Ao mesmo tempo, "ninguém vai reconhecer os talibãs, já que eles foram reconhecidos como organização terrorista pela ONU. Até que haja uma resolução do Conselho da Segurança da ONU de que eles já não são uma organização terrorista – o que eles devem provar por ações – ninguém vai se apressar a fazer isso", opinou ele. No entanto, o diplomata não descartou as tentativas de assinar um acordo com os talibãs. O Paquistão e vários países árabes têm seus próprios interesses no assunto.

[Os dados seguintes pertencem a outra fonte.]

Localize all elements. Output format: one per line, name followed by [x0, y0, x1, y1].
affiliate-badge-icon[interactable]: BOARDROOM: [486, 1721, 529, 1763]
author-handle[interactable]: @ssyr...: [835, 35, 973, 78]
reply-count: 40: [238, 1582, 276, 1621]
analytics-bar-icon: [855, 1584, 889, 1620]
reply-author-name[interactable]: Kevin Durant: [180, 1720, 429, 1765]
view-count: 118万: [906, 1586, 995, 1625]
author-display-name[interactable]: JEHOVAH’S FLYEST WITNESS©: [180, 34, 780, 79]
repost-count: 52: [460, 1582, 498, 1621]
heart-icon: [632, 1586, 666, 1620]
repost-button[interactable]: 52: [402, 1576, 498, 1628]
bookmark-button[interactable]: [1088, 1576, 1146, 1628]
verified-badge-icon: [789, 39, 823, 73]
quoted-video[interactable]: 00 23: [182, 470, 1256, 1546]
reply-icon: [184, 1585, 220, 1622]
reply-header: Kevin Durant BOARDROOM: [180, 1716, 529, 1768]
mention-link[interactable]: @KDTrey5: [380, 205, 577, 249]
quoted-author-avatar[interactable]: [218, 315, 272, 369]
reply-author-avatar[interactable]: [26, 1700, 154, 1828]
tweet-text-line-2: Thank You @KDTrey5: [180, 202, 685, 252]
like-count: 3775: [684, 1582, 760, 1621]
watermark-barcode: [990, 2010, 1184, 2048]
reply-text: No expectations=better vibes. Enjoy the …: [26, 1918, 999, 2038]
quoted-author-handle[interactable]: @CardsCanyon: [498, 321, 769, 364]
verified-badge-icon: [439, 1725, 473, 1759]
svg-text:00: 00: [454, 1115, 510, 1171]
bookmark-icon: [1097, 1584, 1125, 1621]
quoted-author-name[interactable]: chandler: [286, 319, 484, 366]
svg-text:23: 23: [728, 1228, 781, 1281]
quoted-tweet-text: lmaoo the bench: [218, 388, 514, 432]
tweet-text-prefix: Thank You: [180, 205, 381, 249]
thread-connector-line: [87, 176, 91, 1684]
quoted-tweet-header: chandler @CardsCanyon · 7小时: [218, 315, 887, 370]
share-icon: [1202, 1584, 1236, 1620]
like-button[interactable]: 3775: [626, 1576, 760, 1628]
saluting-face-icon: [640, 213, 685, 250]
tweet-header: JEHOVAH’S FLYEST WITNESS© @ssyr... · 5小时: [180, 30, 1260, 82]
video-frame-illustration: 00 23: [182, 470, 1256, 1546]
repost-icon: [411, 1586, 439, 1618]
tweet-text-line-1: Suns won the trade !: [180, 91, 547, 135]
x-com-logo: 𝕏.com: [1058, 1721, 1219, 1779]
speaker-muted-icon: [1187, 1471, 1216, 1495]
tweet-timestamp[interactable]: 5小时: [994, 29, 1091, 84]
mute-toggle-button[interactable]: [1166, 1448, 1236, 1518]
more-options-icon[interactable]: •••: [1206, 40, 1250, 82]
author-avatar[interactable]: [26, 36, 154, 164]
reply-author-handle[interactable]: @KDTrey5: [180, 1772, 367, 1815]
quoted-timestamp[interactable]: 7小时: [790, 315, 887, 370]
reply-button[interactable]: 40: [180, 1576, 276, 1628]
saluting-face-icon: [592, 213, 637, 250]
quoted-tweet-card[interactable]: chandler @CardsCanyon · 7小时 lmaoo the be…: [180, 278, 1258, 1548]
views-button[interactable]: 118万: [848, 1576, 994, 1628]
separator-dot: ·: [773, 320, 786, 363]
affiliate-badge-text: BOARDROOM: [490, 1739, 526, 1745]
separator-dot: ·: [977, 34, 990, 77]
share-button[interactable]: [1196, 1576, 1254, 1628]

No momento, os talibãs estão distribuindo entre si os lugares no Afeganistão, e por isso a ameaça de expansão do terrorismo é mínima. Porém, como mostra a história, relembra Mikhail Konarovsky, não há nenhum movimento ideológico que não queira se expandir.
"Eles poderiam continuar sua expansão ideológica às regiões vizinhas. Não como talibãs, mas como portadores do plano de uma doutrina islâmica dura e idealizada. Mas o que é importante é o comportamento da comunidade internacional. Os talibãs não poderão viver sem ajuda externa."
Recentemente, os talibãs declararam uma anistia geral, incluindo aos funcionários públicos do anterior governo, e apelaram a que todos voltem ao trabalho. Segundo opina o ex-embaixador, o Talibã precisa das pessoas que sabem fazer alguma coisa.
Ele conta que nos anos 2000, quando ele chegou a Cabul, a cidade estava sem sistema financeiro, sem ligações econômicas. A recuperação começou com as novas autoridades. Por isso, considera ele, os talibãs deram um passo certo ao declarar a anistia.
"Mas é preciso dar a essas pessoas estímulo, criar condições humanas. Hoje, como antes, a vida e o destino do Afeganistão estão nas mãos dos afegãos. Ninguém dos estrangeiros pode lhes impor alguma coisa. Eles próprios devem chegar ao consenso."
De acordo com o diplomata, eles podem receber assistência internacional se promoverem o islamismo moderado. Mas a capacidade depende do equilíbrio de forças dentro do Talibã. Os líderes políticos estão em Doha, enquanto também há os talibãs comuns, e seus comandantes são as pessoas que têm poder sobre eles. Todos devem começar a trabalhar em equipe entre si, concluiu Mikhail Konarovsky.